OK - so I know what you're thinking - you're seriously going to do a Back to Basics on bobby pins?! But more people ask me about them then you would think & most aren't using them correctly. When you use a good bobby pin the right way you're hair is going to stay put & you're going to be taking only a handful of pins out of your hair at the end of the night instead of an entire package getting caught everywhere & finding them all over God's green earth the entire next day.
Bobby pins are a “U” shape that are clamped together in order to hold the hair more firmly. Typically one side has ridges and one side is flat. Always insert the bobby pin into your hair with the ridge side against your scalp as it will hold the section of hair being worked with much better. It will also look much more polished once you complete the style.
It’s important to note that there is huge difference in drug store versus professional pins.
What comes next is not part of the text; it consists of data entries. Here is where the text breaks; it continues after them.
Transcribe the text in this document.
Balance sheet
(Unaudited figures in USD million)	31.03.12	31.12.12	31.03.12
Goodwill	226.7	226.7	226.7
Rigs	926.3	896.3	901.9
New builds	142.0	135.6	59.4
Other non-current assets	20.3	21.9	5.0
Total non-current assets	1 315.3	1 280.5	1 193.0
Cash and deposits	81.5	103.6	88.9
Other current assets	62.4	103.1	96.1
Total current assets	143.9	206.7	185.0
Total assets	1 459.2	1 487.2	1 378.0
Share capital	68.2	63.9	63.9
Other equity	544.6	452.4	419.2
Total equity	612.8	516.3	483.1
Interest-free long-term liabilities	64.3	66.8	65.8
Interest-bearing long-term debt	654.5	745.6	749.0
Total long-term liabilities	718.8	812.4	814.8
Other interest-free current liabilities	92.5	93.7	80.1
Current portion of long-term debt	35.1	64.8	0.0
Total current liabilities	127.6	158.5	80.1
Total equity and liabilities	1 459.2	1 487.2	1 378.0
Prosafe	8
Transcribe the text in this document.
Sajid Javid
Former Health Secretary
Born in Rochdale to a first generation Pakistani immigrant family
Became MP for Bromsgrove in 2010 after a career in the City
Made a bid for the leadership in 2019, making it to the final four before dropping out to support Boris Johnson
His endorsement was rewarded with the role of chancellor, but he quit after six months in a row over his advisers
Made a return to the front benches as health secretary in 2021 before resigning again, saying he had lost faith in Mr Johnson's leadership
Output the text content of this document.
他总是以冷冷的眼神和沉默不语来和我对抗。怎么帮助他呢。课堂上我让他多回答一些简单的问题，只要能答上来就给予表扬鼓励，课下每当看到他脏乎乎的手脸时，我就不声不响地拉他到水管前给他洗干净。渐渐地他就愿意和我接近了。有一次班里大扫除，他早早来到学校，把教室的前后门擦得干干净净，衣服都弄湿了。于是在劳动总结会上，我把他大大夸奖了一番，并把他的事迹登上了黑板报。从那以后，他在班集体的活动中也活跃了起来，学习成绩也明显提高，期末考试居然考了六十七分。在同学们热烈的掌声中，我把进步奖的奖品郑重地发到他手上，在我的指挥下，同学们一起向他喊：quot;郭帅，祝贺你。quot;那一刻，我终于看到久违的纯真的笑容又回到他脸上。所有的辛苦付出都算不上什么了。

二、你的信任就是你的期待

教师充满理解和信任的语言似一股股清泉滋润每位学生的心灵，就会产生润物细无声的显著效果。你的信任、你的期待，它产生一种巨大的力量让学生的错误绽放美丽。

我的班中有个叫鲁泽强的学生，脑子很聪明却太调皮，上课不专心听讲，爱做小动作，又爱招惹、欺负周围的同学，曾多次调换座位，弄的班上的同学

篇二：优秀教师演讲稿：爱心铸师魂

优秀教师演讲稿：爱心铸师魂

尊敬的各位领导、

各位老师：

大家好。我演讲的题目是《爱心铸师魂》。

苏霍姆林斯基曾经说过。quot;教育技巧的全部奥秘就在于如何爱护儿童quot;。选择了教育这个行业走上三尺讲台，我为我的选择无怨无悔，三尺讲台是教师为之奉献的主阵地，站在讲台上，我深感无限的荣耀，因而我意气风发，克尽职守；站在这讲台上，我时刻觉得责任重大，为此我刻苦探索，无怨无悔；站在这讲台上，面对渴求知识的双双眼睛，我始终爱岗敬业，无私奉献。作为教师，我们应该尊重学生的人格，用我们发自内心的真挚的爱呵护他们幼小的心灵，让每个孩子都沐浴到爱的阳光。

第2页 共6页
Drug store, or non-professional grade, bobby pins simply don’t hold as well. They typically have a slick coating of plastic along the metal that allows the hair to slide into the pin more easily, but that also means the hair will slide out of the pin more easily as well. When I have girlfriends use my bobby pins instead of the drug store ones they have in their house they always cannot believe the difference.
If you even remotely enjoy styling your hair, do yourself a favor and invest in professional pins. Since they are stronger and tighter than the others, it’s very likely that they can be used more than just one time. It’s a worthwhile purchase that will only make your hairstyles better.
Professional bobby pins aren't always available but here's a link for some from Sally's Beauty Supply that should do the trick - Salon Care Professional Supreme Bobby Pins.
If you do have very fine, slippery hair you can spray your bobby pin with hair spray before inserting it or teasing out or hair spraying the area the bobby pin is going into to make a textured base for better hold. It's like you're giving something for the pin to grab on to.
If you have textured and/or thicker hair you most likely won't have to do these little tricks - but you'll have to take smaller sections then people with finer hair for the bobby pin to hold. If it won't close on the open side of the pin then you've takes too big of a section. Take multiple, smaller sections - don't expect one pin to do all the work.
One last tip - the ridges of the bobby pins are designed to lock into the ridges of another bobby pin. So if you criss cross your bobby pins with the ridges locked together your style is sure to stay put!
It's harder to get used to then you would think - but once you do it makes a world of difference.